I am trying to find the fundamental group of a sphere with 3 points identified. It is homotopy equivalent to a sphere wedged sum with two circles, so its group is the free group of two generators.
But I want to find another approach, which is finding its cell structure. Here's what I think. I start with a 0-cell $x$ and two 1-cells attached their boundary to $x$, say $a$ and $b$. And then I attach the $2$ cell to $aa^{-1}bb^{-1}$.
I have no vigorous proof about this, it's just geometric intuition. So is it correct?

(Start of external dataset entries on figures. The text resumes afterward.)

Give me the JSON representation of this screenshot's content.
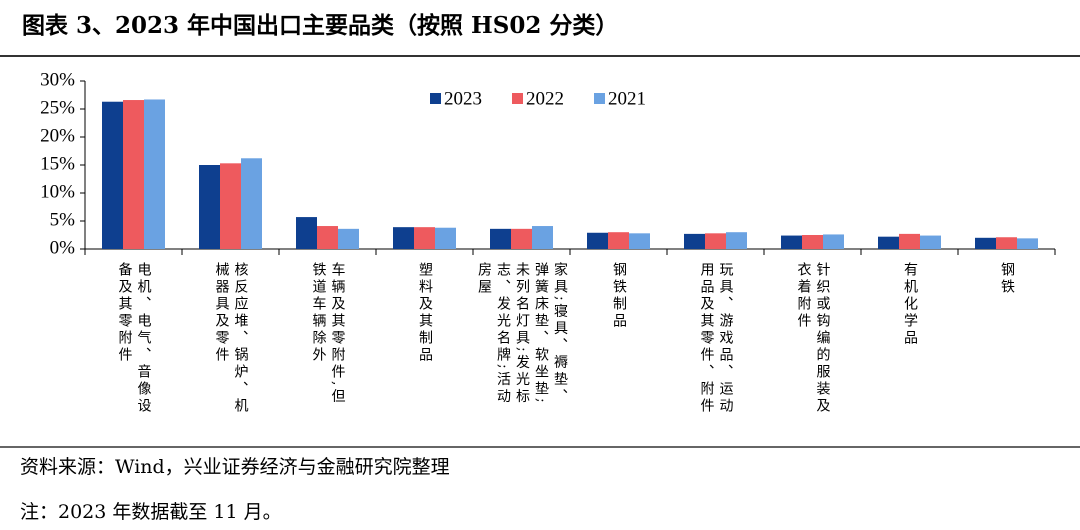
{
  "chart_data": {
    "type": "bar",
    "title": "图表 3、2023 年中国出口主要品类（按照 HS02 分类）",
    "categories": [
      "电机、电气、音像设备及其零附件",
      "核反应堆、锅炉、机械器具及零件",
      "车辆及其零附件,但铁道车辆除外",
      "塑料及其制品",
      "家具;寝具、褥垫、弹簧床垫、软坐垫;未列名灯具;发光标志、发光名牌;活动房屋",
      "钢铁制品",
      "玩具、游戏品、运动用品及其零件、附件",
      "针织或钩编的服装及衣着附件",
      "有机化学品",
      "钢铁"
    ],
    "series": [
      {
        "name": "2023",
        "color": "#0e3f8f",
        "values": [
          26.3,
          15.0,
          5.7,
          3.9,
          3.6,
          2.9,
          2.7,
          2.4,
          2.2,
          2.0
        ]
      },
      {
        "name": "2022",
        "color": "#ee5a5e",
        "values": [
          26.6,
          15.3,
          4.1,
          3.9,
          3.6,
          3.0,
          2.8,
          2.5,
          2.7,
          2.1
        ]
      },
      {
        "name": "2021",
        "color": "#6aa2e2",
        "values": [
          26.7,
          16.2,
          3.6,
          3.8,
          4.1,
          2.8,
          3.0,
          2.6,
          2.4,
          1.9
        ]
      }
    ],
    "ylim": [
      0,
      30
    ],
    "yticks": [
      {
        "value": 0,
        "label": "0%"
      },
      {
        "value": 5,
        "label": "5%"
      },
      {
        "value": 10,
        "label": "10%"
      },
      {
        "value": 15,
        "label": "15%"
      },
      {
        "value": 20,
        "label": "20%"
      },
      {
        "value": 25,
        "label": "25%"
      },
      {
        "value": 30,
        "label": "30%"
      }
    ],
    "source": "资料来源：Wind，兴业证券经济与金融研究院整理",
    "note": "注：2023 年数据截至 11 月。"
  }
}
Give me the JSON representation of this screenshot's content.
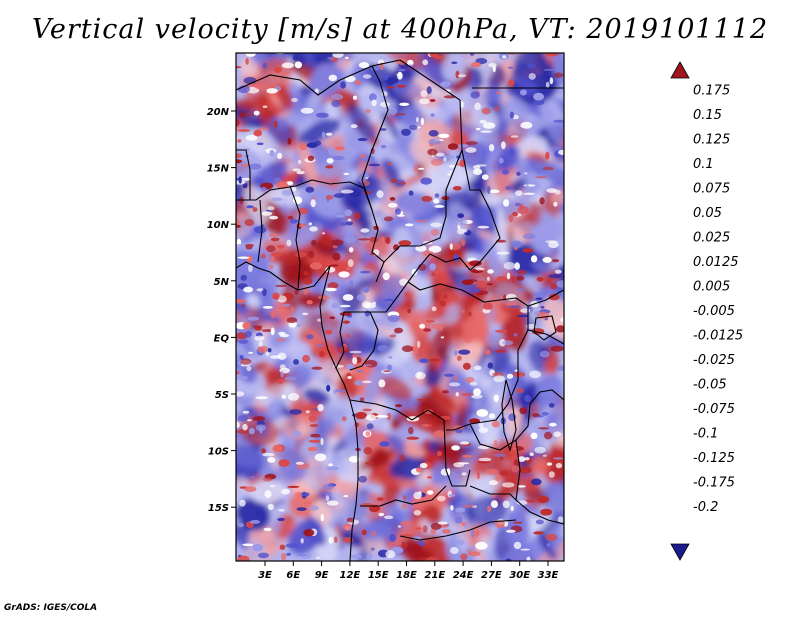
{
  "title": "Vertical velocity [m/s] at 400hPa, VT: 2019101112",
  "credit": "GrADS: IGES/COLA",
  "axes": {
    "x_ticks": [
      "3E",
      "6E",
      "9E",
      "12E",
      "15E",
      "18E",
      "21E",
      "24E",
      "27E",
      "30E",
      "33E"
    ],
    "y_ticks": [
      "20N",
      "15N",
      "10N",
      "5N",
      "EQ",
      "5S",
      "10S",
      "15S"
    ]
  },
  "colorbar": {
    "labels": [
      "0.175",
      "0.15",
      "0.125",
      "0.1",
      "0.075",
      "0.05",
      "0.025",
      "0.0125",
      "0.005",
      "-0.005",
      "-0.0125",
      "-0.025",
      "-0.05",
      "-0.075",
      "-0.1",
      "-0.125",
      "-0.175",
      "-0.2"
    ],
    "colors": [
      "#a0141e",
      "#be2828",
      "#d23c3c",
      "#e05050",
      "#e86b6b",
      "#f08c8c",
      "#f6aaaa",
      "#fac8c8",
      "#fde6e6",
      "#ffffff",
      "#e6e6fa",
      "#c8c8f5",
      "#afafef",
      "#9696e6",
      "#7878dc",
      "#5a5ad2",
      "#3c3cbe",
      "#2828a5",
      "#1a1a8c"
    ],
    "top_color": "#a0141e",
    "bottom_color": "#1a1a8c"
  },
  "colors": {
    "positive": "#c83c3c",
    "negative": "#6a6adf",
    "border": "#000000"
  }
}
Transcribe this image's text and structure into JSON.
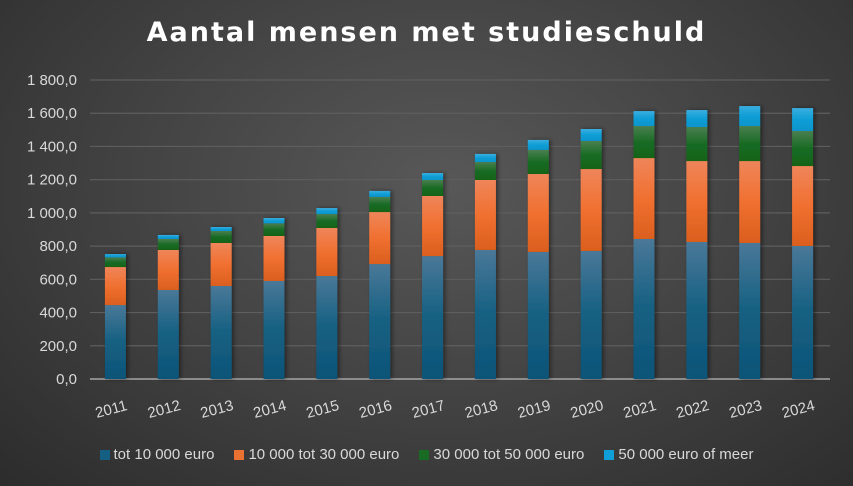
{
  "chart_data": {
    "type": "bar",
    "stacked": true,
    "title": "Aantal mensen met studieschuld",
    "xlabel": "",
    "ylabel": "",
    "ylim": [
      0,
      1800
    ],
    "yticks": [
      0,
      200,
      400,
      600,
      800,
      1000,
      1200,
      1400,
      1600,
      1800
    ],
    "ytick_labels": [
      "0,0",
      "200,0",
      "400,0",
      "600,0",
      "800,0",
      "1 000,0",
      "1 200,0",
      "1 400,0",
      "1 600,0",
      "1 800,0"
    ],
    "grid": true,
    "legend_position": "bottom",
    "categories": [
      "2011",
      "2012",
      "2013",
      "2014",
      "2015",
      "2016",
      "2017",
      "2018",
      "2019",
      "2020",
      "2021",
      "2022",
      "2023",
      "2024"
    ],
    "series": [
      {
        "name": "tot 10 000 euro",
        "color": "#156082",
        "values": [
          445,
          536,
          560,
          590,
          620,
          692,
          740,
          777,
          765,
          771,
          843,
          825,
          819,
          801
        ]
      },
      {
        "name": "10 000 tot 30 000 euro",
        "color": "#E97132",
        "values": [
          229,
          241,
          259,
          271,
          289,
          313,
          362,
          421,
          469,
          493,
          487,
          487,
          493,
          481
        ]
      },
      {
        "name": "30 000 tot 50 000 euro",
        "color": "#196B24",
        "values": [
          58,
          66,
          72,
          76,
          84,
          91,
          96,
          108,
          145,
          169,
          193,
          205,
          211,
          211
        ]
      },
      {
        "name": "50 000 euro of meer",
        "color": "#0F9ED5",
        "values": [
          20,
          24,
          24,
          32,
          36,
          36,
          42,
          49,
          60,
          72,
          90,
          102,
          120,
          138
        ]
      }
    ]
  }
}
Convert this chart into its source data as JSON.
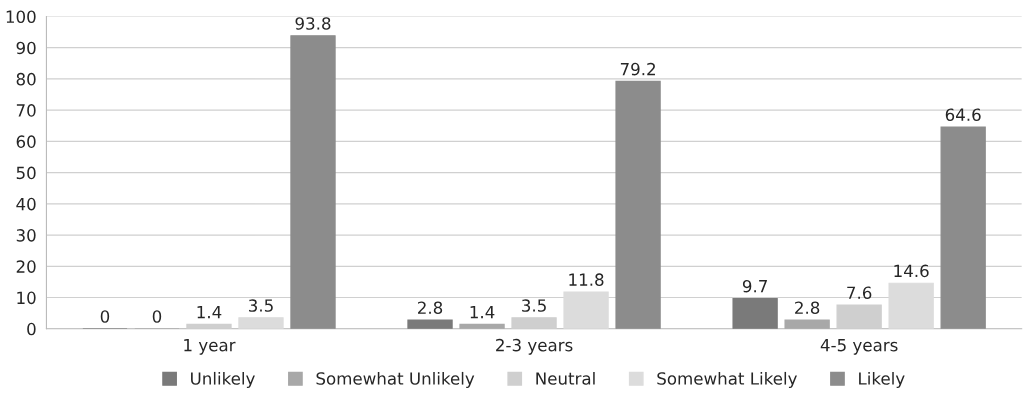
{
  "chart_data": {
    "type": "bar",
    "categories": [
      "1 year",
      "2-3 years",
      "4-5 years"
    ],
    "series": [
      {
        "name": "Unlikely",
        "color": "#7a7a7a",
        "values": [
          0,
          2.8,
          9.7
        ]
      },
      {
        "name": "Somewhat Unlikely",
        "color": "#a8a8a8",
        "values": [
          0,
          1.4,
          2.8
        ]
      },
      {
        "name": "Neutral",
        "color": "#cfcfcf",
        "values": [
          1.4,
          3.5,
          7.6
        ]
      },
      {
        "name": "Somewhat Likely",
        "color": "#dcdcdc",
        "values": [
          3.5,
          11.8,
          14.6
        ]
      },
      {
        "name": "Likely",
        "color": "#8c8c8c",
        "values": [
          93.8,
          79.2,
          64.6
        ]
      }
    ],
    "ylim": [
      0,
      100
    ],
    "yticks": [
      0,
      10,
      20,
      30,
      40,
      50,
      60,
      70,
      80,
      90,
      100
    ],
    "grid": "y",
    "legend": "bottom",
    "data_labels": true
  }
}
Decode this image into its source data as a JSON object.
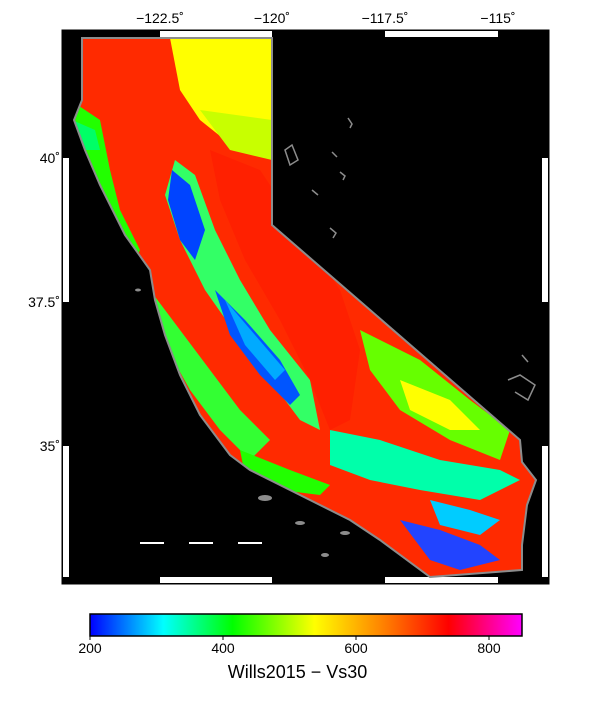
{
  "map": {
    "longitude_ticks": [
      "−122.5˚",
      "−120˚",
      "−117.5˚",
      "−115˚"
    ],
    "latitude_ticks": [
      "40˚",
      "37.5˚",
      "35˚"
    ],
    "background_color": "#000000",
    "outline_color": "#8c8c8c"
  },
  "colorbar": {
    "title": "Wills2015 − Vs30",
    "ticks": [
      "200",
      "400",
      "600",
      "800"
    ],
    "range": [
      200,
      850
    ],
    "colors": [
      "#0000ff",
      "#00ffff",
      "#00ff00",
      "#ffff00",
      "#ff8000",
      "#ff0000",
      "#ff00ff"
    ]
  }
}
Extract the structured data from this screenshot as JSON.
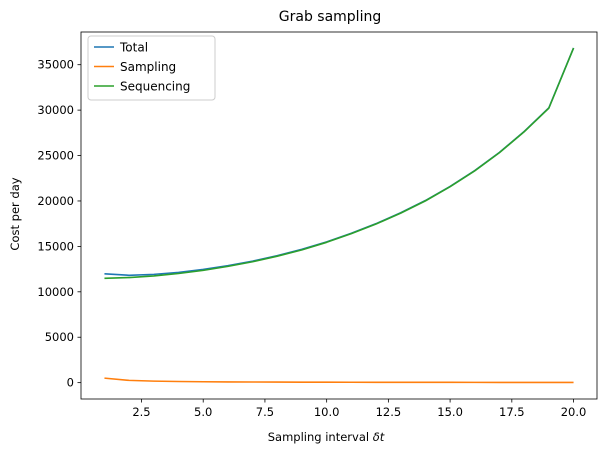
{
  "chart_data": {
    "type": "line",
    "title": "Grab sampling",
    "xlabel_prefix": "Sampling interval ",
    "xlabel_symbol": "δt",
    "ylabel": "Cost per day",
    "xlim": [
      0.05,
      20.95
    ],
    "ylim": [
      -1800,
      38600
    ],
    "xticks": [
      2.5,
      5.0,
      7.5,
      10.0,
      12.5,
      15.0,
      17.5,
      20.0
    ],
    "xtick_labels": [
      "2.5",
      "5.0",
      "7.5",
      "10.0",
      "12.5",
      "15.0",
      "17.5",
      "20.0"
    ],
    "yticks": [
      0,
      5000,
      10000,
      15000,
      20000,
      25000,
      30000,
      35000
    ],
    "ytick_labels": [
      "0",
      "5000",
      "10000",
      "15000",
      "20000",
      "25000",
      "30000",
      "35000"
    ],
    "grid": false,
    "legend": "top-left",
    "x": [
      1,
      2,
      3,
      4,
      5,
      6,
      7,
      8,
      9,
      10,
      11,
      12,
      13,
      14,
      15,
      16,
      17,
      18,
      19,
      20
    ],
    "series": [
      {
        "name": "Total",
        "color": "#1f77b4",
        "values": [
          11980,
          11820,
          11920,
          12140,
          12460,
          12880,
          13380,
          13980,
          14680,
          15500,
          16450,
          17500,
          18700,
          20050,
          21600,
          23350,
          25350,
          27650,
          30250,
          36850
        ]
      },
      {
        "name": "Sampling",
        "color": "#ff7f0e",
        "values": [
          500,
          250,
          167,
          125,
          100,
          83,
          71,
          62,
          56,
          50,
          45,
          42,
          38,
          36,
          33,
          31,
          29,
          28,
          26,
          25
        ]
      },
      {
        "name": "Sequencing",
        "color": "#2ca02c",
        "values": [
          11480,
          11570,
          11750,
          12015,
          12360,
          12800,
          13310,
          13920,
          14620,
          15450,
          16400,
          17460,
          18660,
          20010,
          21570,
          23320,
          25320,
          27620,
          30220,
          36830
        ]
      }
    ]
  }
}
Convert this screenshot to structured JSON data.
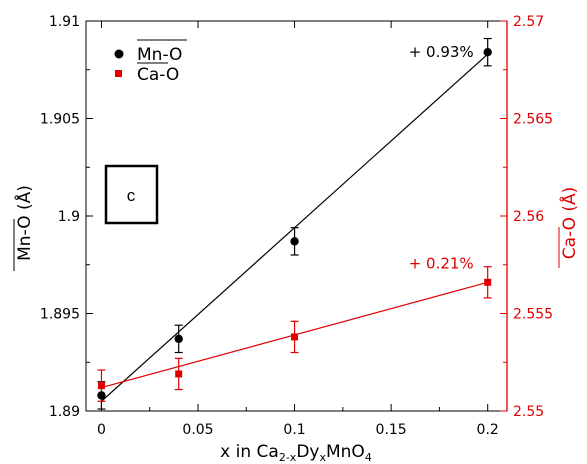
{
  "chart_data": {
    "type": "scatter",
    "panel_label": "c",
    "xlabel": {
      "pre": "x in Ca",
      "sub1": "2-x",
      "mid": "Dy",
      "sub2": "x",
      "post": "MnO",
      "sub3": "4"
    },
    "ylabel_left": "Mn-O (Å)",
    "ylabel_right": "Ca-O (Å)",
    "xlim": [
      -0.008,
      0.21
    ],
    "ylim_left": [
      1.89,
      1.91
    ],
    "ylim_right": [
      2.55,
      2.57
    ],
    "x_ticks": [
      "0",
      "0.05",
      "0.1",
      "0.15",
      "0.2"
    ],
    "y_ticks_left": [
      "1.89",
      "1.895",
      "1.9",
      "1.905",
      "1.91"
    ],
    "y_ticks_right": [
      "2.55",
      "2.555",
      "2.56",
      "2.565",
      "2.57"
    ],
    "grid": false,
    "legend_position": "top-left",
    "series": [
      {
        "name": "Mn-O",
        "axis": "left",
        "color": "#000000",
        "marker": "circle",
        "x": [
          0,
          0.04,
          0.1,
          0.2
        ],
        "y": [
          1.8908,
          1.8937,
          1.8987,
          1.9084
        ],
        "err": [
          0.0007,
          0.0007,
          0.0007,
          0.0007
        ],
        "fit": {
          "x": [
            0,
            0.2
          ],
          "y": [
            1.8905,
            1.9083
          ]
        },
        "annotation": "+ 0.93%"
      },
      {
        "name": "Ca-O",
        "axis": "right",
        "color": "#e00000",
        "marker": "square",
        "x": [
          0,
          0.04,
          0.1,
          0.2
        ],
        "y": [
          2.5513,
          2.5519,
          2.5538,
          2.5566
        ],
        "err": [
          0.0008,
          0.0008,
          0.0008,
          0.0008
        ],
        "fit": {
          "x": [
            0,
            0.2
          ],
          "y": [
            2.5512,
            2.5566
          ]
        },
        "annotation": "+ 0.21%"
      }
    ]
  }
}
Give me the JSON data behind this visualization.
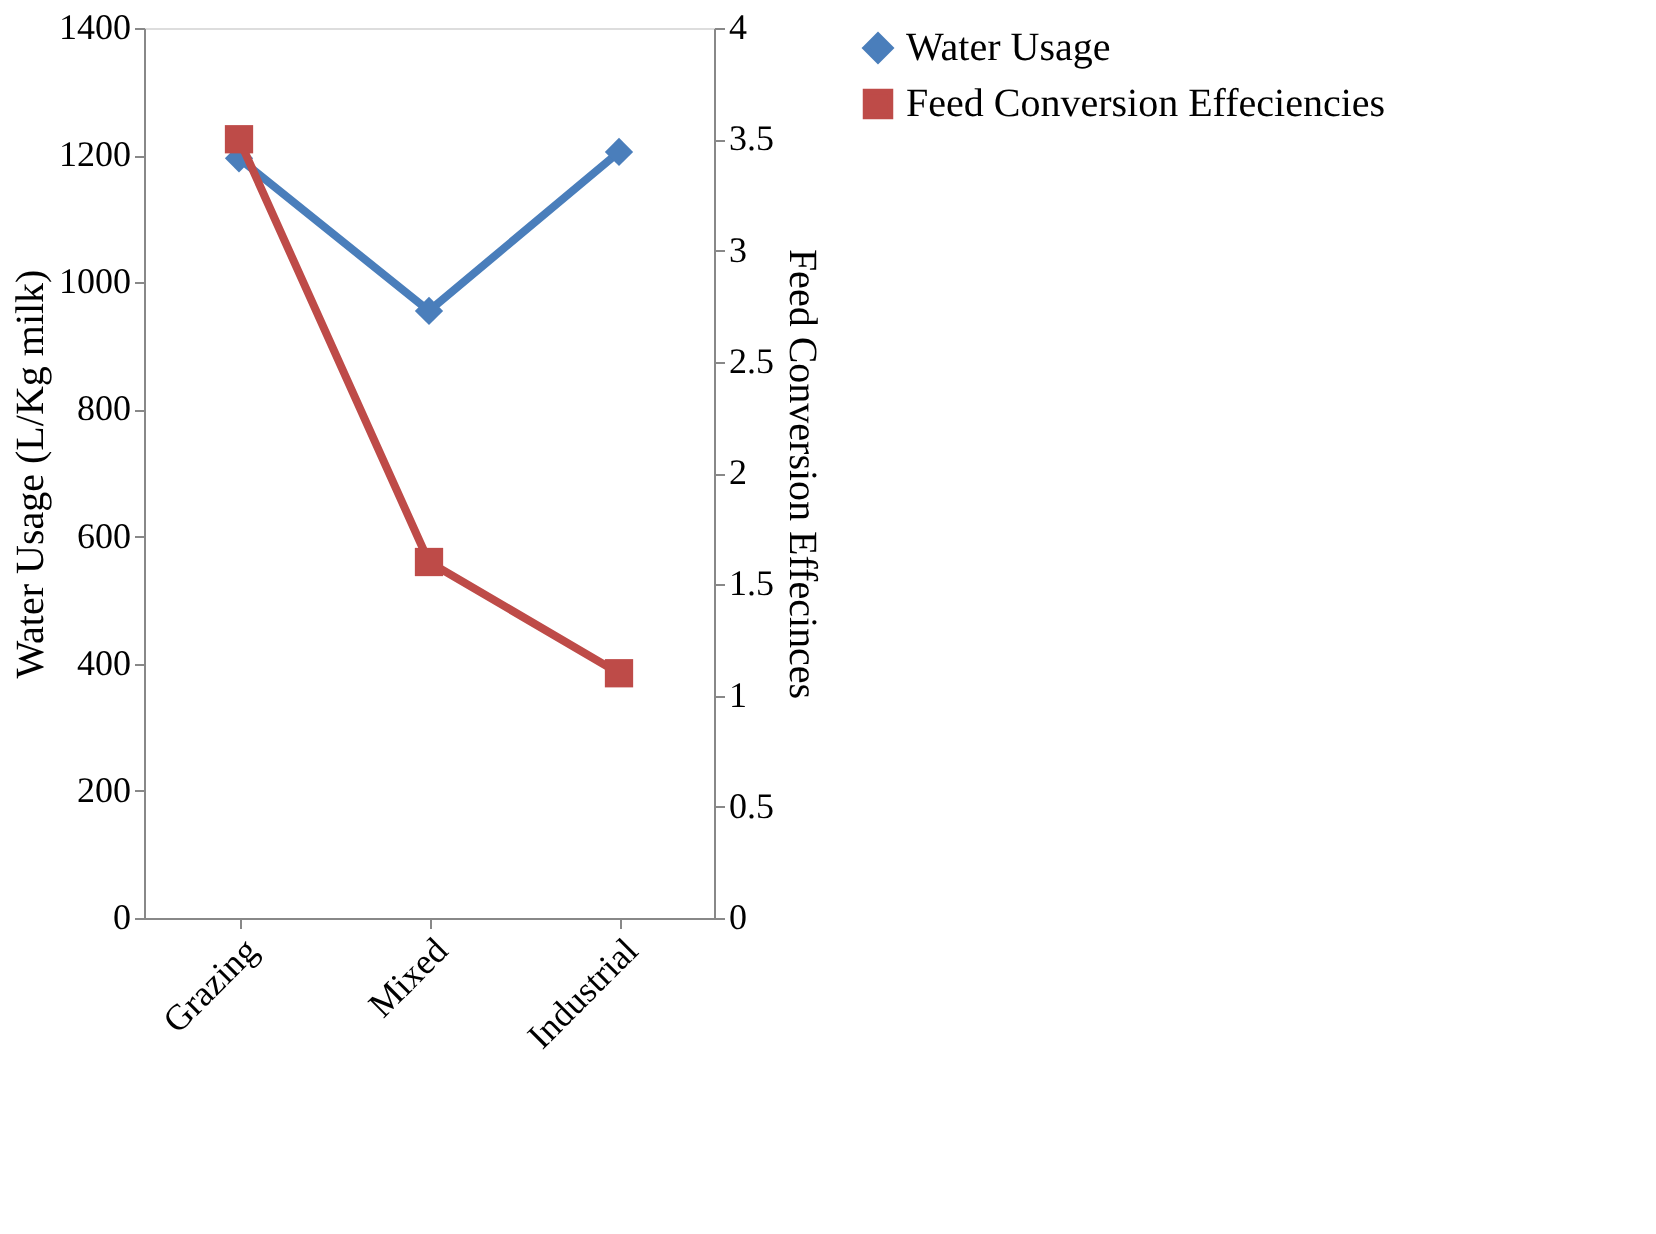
{
  "chart_data": {
    "type": "line",
    "categories": [
      "Grazing",
      "Mixed",
      "Industrial"
    ],
    "ylabel": "Water Usage (L/Kg milk)",
    "y2label": "Feed Conversion Effecinces",
    "ylim": [
      0,
      1400
    ],
    "yticks": [
      0,
      200,
      400,
      600,
      800,
      1000,
      1200,
      1400
    ],
    "y2lim": [
      0,
      4
    ],
    "y2ticks": [
      0,
      0.5,
      1,
      1.5,
      2,
      2.5,
      3,
      3.5,
      4
    ],
    "grid": false,
    "legend": "right",
    "line_style": "solid",
    "series": [
      {
        "name": "Water Usage",
        "color": "#4a7ebb",
        "marker": "diamond",
        "values": [
          1195,
          955,
          1205
        ]
      },
      {
        "name": "Feed Conversion Effeciencies",
        "color": "#be4b48",
        "marker": "square",
        "axis": "y2",
        "values": [
          3.5,
          1.6,
          1.1
        ]
      }
    ]
  }
}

There are probably many ways to do it, but I suggest the following:
Start with three $0$-cells $e_0,e_1,e_2$ and attach three $1$-cells $a,b,c$ to obtain a copy of $S^1$. Now attach two $2$-cells to $S^1$ to obtain a copy of $S^2$. The quotient $X = S^2/\{e_0,e_1,e_2\}$ has the structure of a CW-complex with one $0$-cell $e$, three $1$-cells $a',b',c'$ giving a wedge $\Sigma$ of three circles and two $2$-cells attached to $\Sigma$ in the obvious way.
Then $\pi_1(X)$ is the quotient of $\mathbb Z * \mathbb Z * \mathbb Z$ (with generators $a',b',c'$) by the normal subgroup generated by $a'b'c'$.